Friday, November 20, 2009

Microsoft Confuses Consumer on Updrade to Windows 7

This week is devoted to Windows 7, especially the upgrade to 7 from Vista. Suffered with Vista long enough? Ready to finally upgrade to a 21st-century operating system?

The long-anticipated release of Windows 7 has finally come and not without great fanfare, publicity and marketing campaigns across the web. The "launch-party" meme a well known viral web meme that has been circulating the internet the past couple weeks. The launch-part turned out being more humorous than successful for Microsoft. Users, confronted with the upgrade deployment, didn't take long to realize there was a huge problem with Windows 7.

There are two options for instillation of Windows 7: Clean-Install -or- In-Place Upgrade. If you are like most people, you want to upgrade to avoid wiping your hard drive and losing ALL of your programs! It appears as though the ability to upgrade to Windows 7 depends upon which version of Vista you had and which version of 7 you have.

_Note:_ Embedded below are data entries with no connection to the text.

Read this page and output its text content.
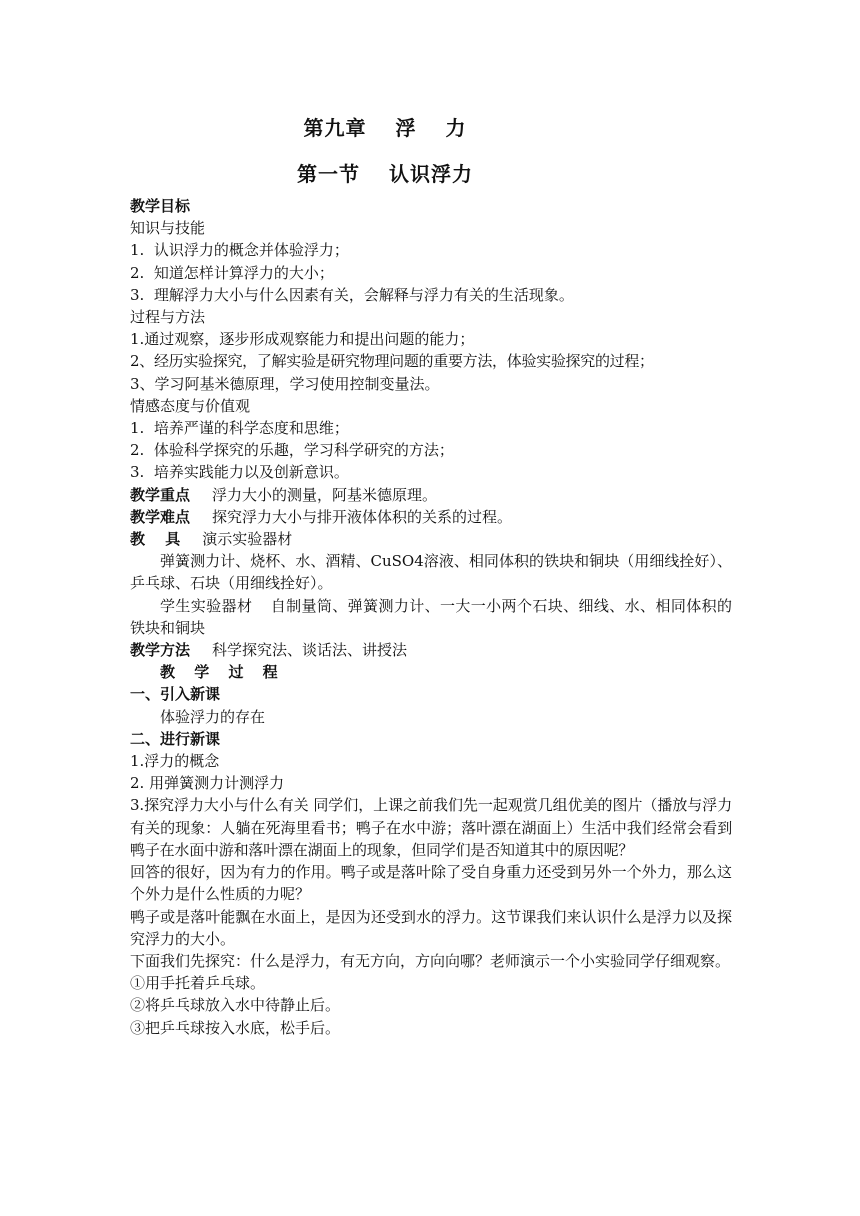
第九章　 浮　 力
第一节　 认识浮力

教学目标

知识与技能

1.  认识浮力的概念并体验浮力；

2.  知道怎样计算浮力的大小；

3.  理解浮力大小与什么因素有关，会解释与浮力有关的生活现象。

过程与方法

1.通过观察，逐步形成观察能力和提出问题的能力；

2、经历实验探究，了解实验是研究物理问题的重要方法，体验实验探究的过程；

3、学习阿基米德原理，学习使用控制变量法。

情感态度与价值观

1.  培养严谨的科学态度和思维；

2.  体验科学探究的乐趣，学习科学研究的方法；

3.  培养实践能力以及创新意识。

教学重点 浮力大小的测量，阿基米德原理。

教学难点 探究浮力大小与排开液体体积的关系的过程。

教　 具 演示实验器材

弹簧测力计、烧杯、水、酒精、CuSO4溶液、相同体积的铁块和铜块（用细线拴好）、乒乓球、石块（用细线拴好）。

学生实验器材 自制量筒、弹簧测力计、一大一小两个石块、细线、水、相同体积的铁块和铜块

教学方法 科学探究法、谈话法、讲授法

教 学 过 程

一、引入新课

体验浮力的存在

二、进行新课

1.浮力的概念

2. 用弹簧测力计测浮力

3.探究浮力大小与什么有关 同学们，上课之前我们先一起观赏几组优美的图片（播放与浮力有关的现象：人躺在死海里看书；鸭子在水中游；落叶漂在湖面上）生活中我们经常会看到鸭子在水面中游和落叶漂在湖面上的现象，但同学们是否知道其中的原因呢？

回答的很好，因为有力的作用。鸭子或是落叶除了受自身重力还受到另外一个外力，那么这个外力是什么性质的力呢？

鸭子或是落叶能飘在水面上，是因为还受到水的浮力。这节课我们来认识什么是浮力以及探究浮力的大小。

下面我们先探究：什么是浮力，有无方向，方向向哪？老师演示一个小实验同学仔细观察。

①用手托着乒乓球。

②将乒乓球放入水中待静止后。

③把乒乓球按入水底，松手后。
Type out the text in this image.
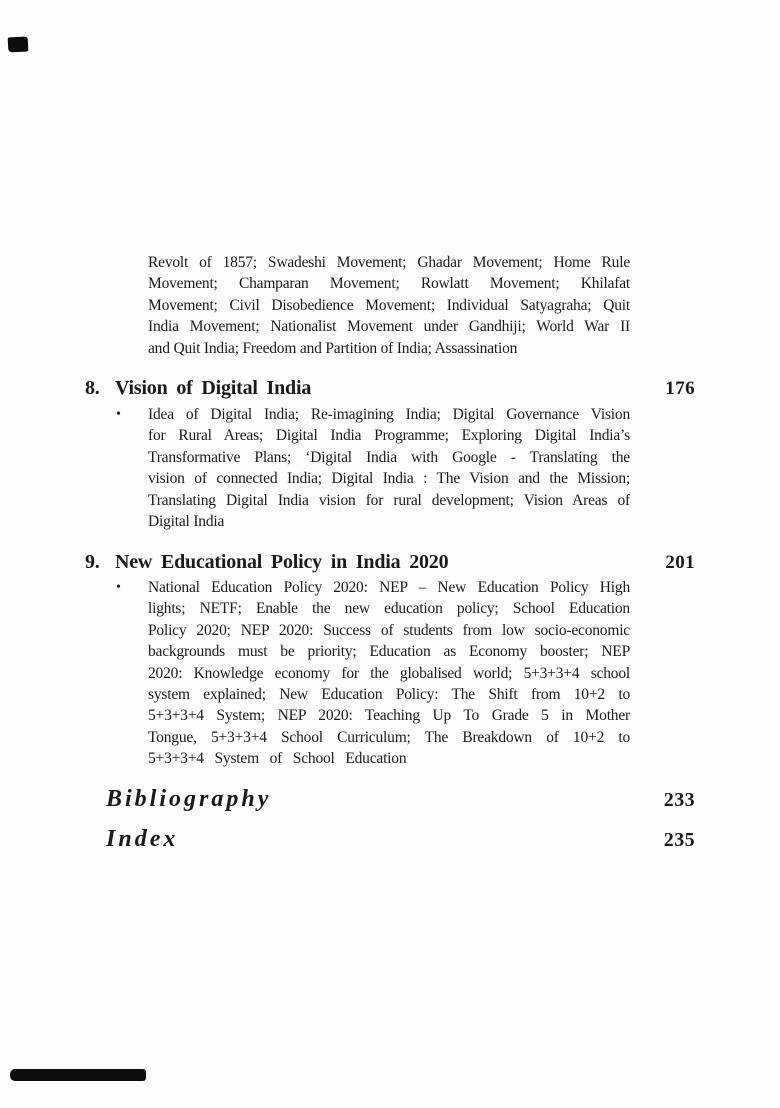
Revolt of 1857; Swadeshi Movement; Ghadar Movement; Home Rule
Movement; Champaran Movement; Rowlatt Movement; Khilafat
Movement; Civil Disobedience Movement; Individual Satyagraha; Quit
India Movement; Nationalist Movement under Gandhiji; World War II
and Quit India; Freedom and Partition of India; Assassination
8. Vision of Digital India	176
•	Idea of Digital India; Re-imagining India; Digital Governance Vision
for Rural Areas; Digital India Programme; Exploring Digital India’s
Transformative Plans; ‘Digital India with Google - Translating the
vision of connected India; Digital India : The Vision and the Mission;
Translating Digital India vision for rural development; Vision Areas of
Digital India
9. New Educational Policy in India 2020	201
•	National Education Policy 2020: NEP – New Education Policy High
lights; NETF; Enable the new education policy; School Education
Policy 2020; NEP 2020: Success of students from low socio-economic
backgrounds must be priority; Education as Economy booster; NEP
2020: Knowledge economy for the globalised world; 5+3+3+4 school
system explained; New Education Policy: The Shift from 10+2 to
5+3+3+4 System; NEP 2020: Teaching Up To Grade 5 in Mother
Tongue, 5+3+3+4 School Curriculum; The Breakdown of 10+2 to
5+3+3+4 System of School Education
Bibliography	233
Index	235
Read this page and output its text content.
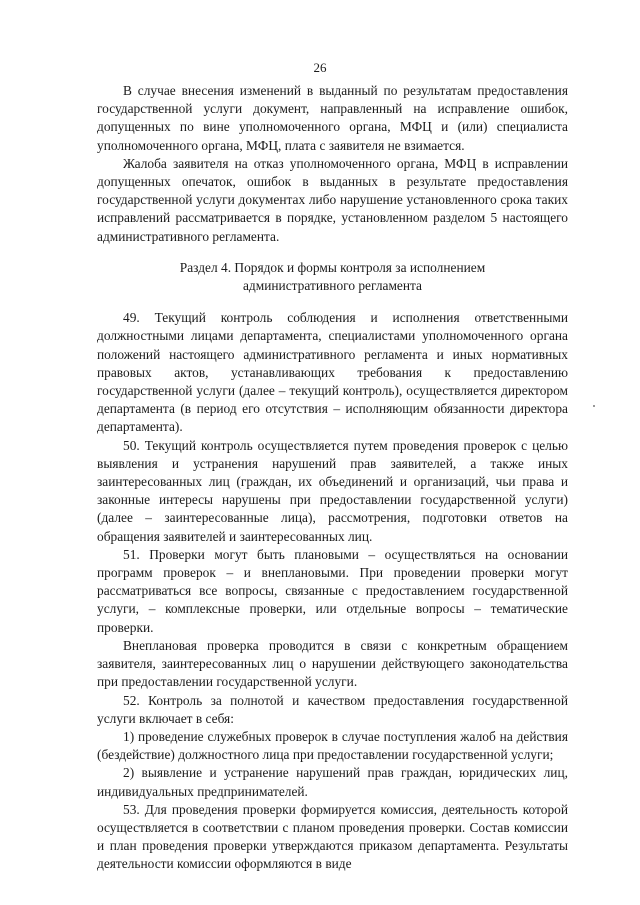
26

В случае внесения изменений в выданный по результатам предоставления государственной услуги документ, направленный на исправление ошибок, допущенных по вине уполномоченного органа, МФЦ и (или) специалиста уполномоченного органа, МФЦ, плата с заявителя не взимается.

Жалоба заявителя на отказ уполномоченного органа, МФЦ в исправлении допущенных опечаток, ошибок в выданных в результате предоставления государственной услуги документах либо нарушение установленного срока таких исправлений рассматривается в порядке, установленном разделом 5 настоящего административного регламента.

Раздел 4. Порядок и формы контроля за исполнением
административного регламента

49. Текущий контроль соблюдения и исполнения ответственными должностными лицами департамента, специалистами уполномоченного органа положений настоящего административного регламента и иных нормативных правовых актов, устанавливающих требования к предоставлению государственной услуги (далее – текущий контроль), осуществляется директором департамента (в период его отсутствия – исполняющим обязанности директора департамента).

50. Текущий контроль осуществляется путем проведения проверок с целью выявления и устранения нарушений прав заявителей, а также иных заинтересованных лиц (граждан, их объединений и организаций, чьи права и законные интересы нарушены при предоставлении государственной услуги) (далее – заинтересованные лица), рассмотрения, подготовки ответов на обращения заявителей и заинтересованных лиц.

51. Проверки могут быть плановыми – осуществляться на основании программ проверок – и внеплановыми. При проведении проверки могут рассматриваться все вопросы, связанные с предоставлением государственной услуги, – комплексные проверки, или отдельные вопросы – тематические проверки.

Внеплановая проверка проводится в связи с конкретным обращением заявителя, заинтересованных лиц о нарушении действующего законодательства при предоставлении государственной услуги.

52. Контроль за полнотой и качеством предоставления государственной услуги включает в себя:

1) проведение служебных проверок в случае поступления жалоб на действия (бездействие) должностного лица при предоставлении государственной услуги;

2) выявление и устранение нарушений прав граждан, юридических лиц, индивидуальных предпринимателей.

53. Для проведения проверки формируется комиссия, деятельность которой осуществляется в соответствии с планом проведения проверки. Состав комиссии и план проведения проверки утверждаются приказом департамента. Результаты деятельности комиссии оформляются в виде
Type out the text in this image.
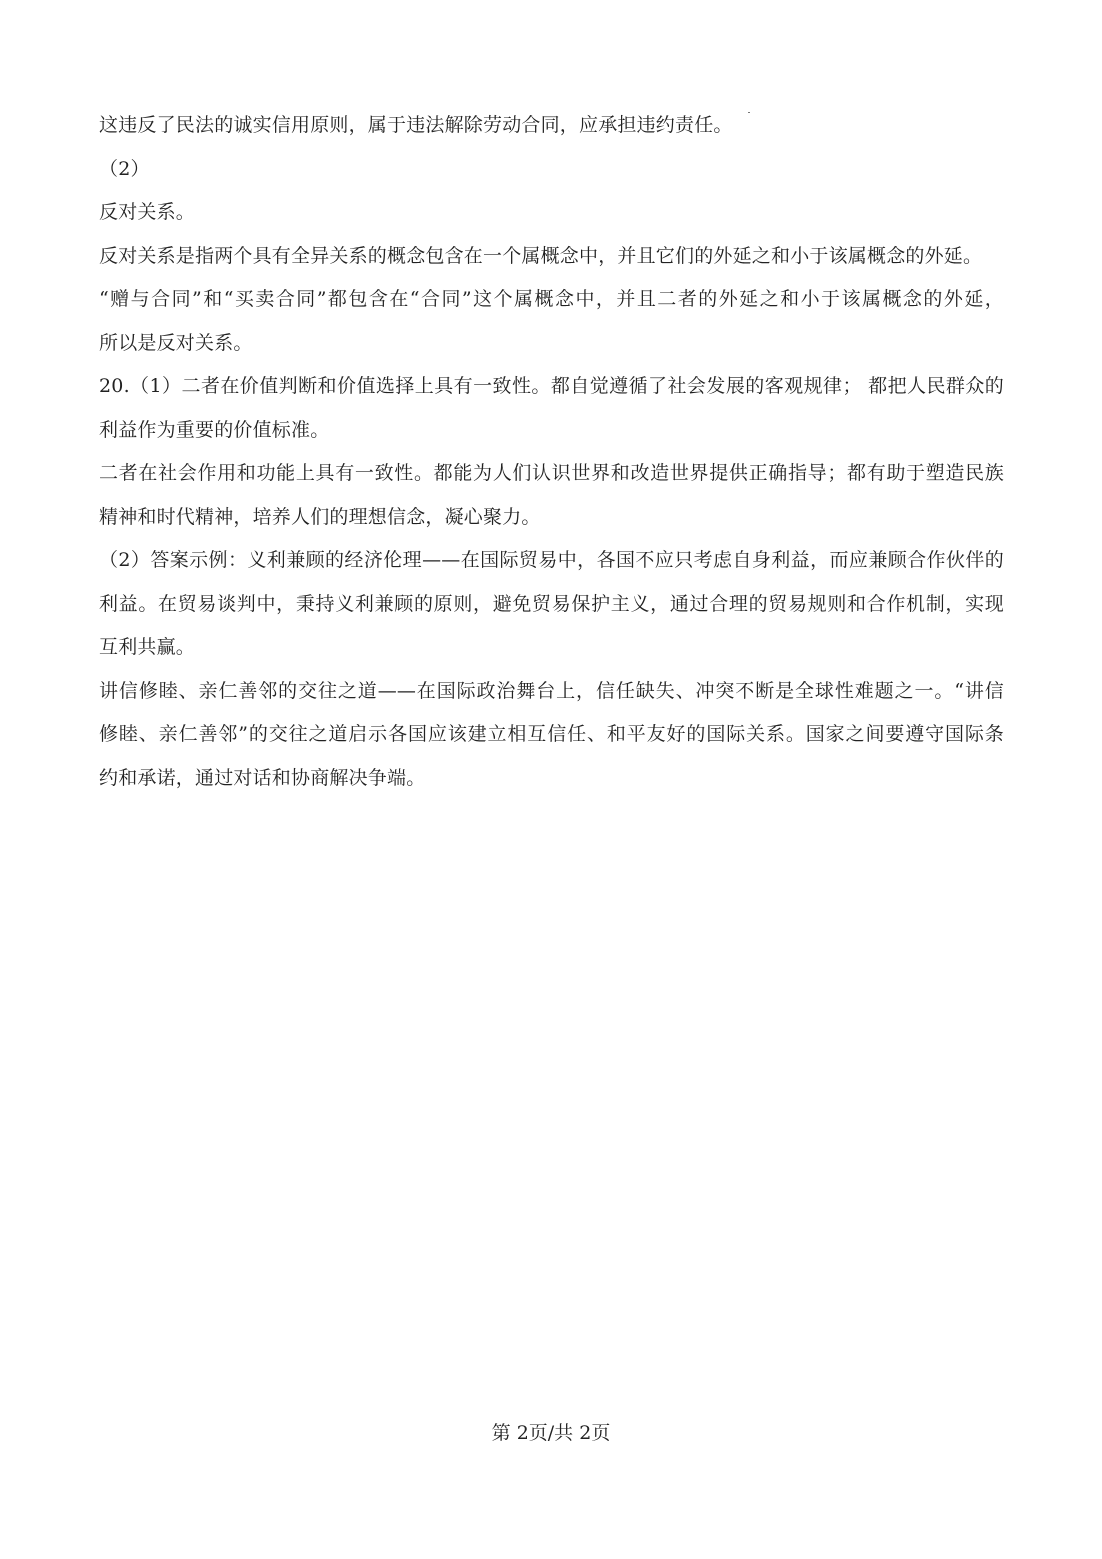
这违反了民法的诚实信用原则，属于违法解除劳动合同，应承担违约责任。
（2）
反对关系。
反对关系是指两个具有全异关系的概念包含在一个属概念中，并且它们的外延之和小于该属概念的外延。
“赠与合同”和“买卖合同”都包含在“合同”这个属概念中，并且二者的外延之和小于该属概念的外延，
所以是反对关系。
20.（1）二者在价值判断和价值选择上具有一致性。都自觉遵循了社会发展的客观规律； 都把人民群众的
利益作为重要的价值标准。
二者在社会作用和功能上具有一致性。都能为人们认识世界和改造世界提供正确指导；都有助于塑造民族
精神和时代精神，培养人们的理想信念，凝心聚力。
（2）答案示例：义利兼顾的经济伦理——在国际贸易中，各国不应只考虑自身利益，而应兼顾合作伙伴的
利益。在贸易谈判中，秉持义利兼顾的原则，避免贸易保护主义，通过合理的贸易规则和合作机制，实现
互利共赢。
讲信修睦、亲仁善邻的交往之道——在国际政治舞台上，信任缺失、冲突不断是全球性难题之一。“讲信
修睦、亲仁善邻”的交往之道启示各国应该建立相互信任、和平友好的国际关系。国家之间要遵守国际条
约和承诺，通过对话和协商解决争端。
第 2页/共 2页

What's worse? It appears that the upgrade paths are a deliberate attempt to require a certain action on behalf of users. Does this sound like a marketing gimmick to anyone else? This problem has been talked about before, here, here (by Techspot) and here by Microsoft.

Still don't believe me, take a look at this Chart showing all of the 66 possible upgrade options. This is a usability nightmare. It looks like Microsoft was too focused upon fixing the problems with Vista to see the problems they were creating with the deployment of Windows 7. Lesson learned: deployment is a significant aspect of usability.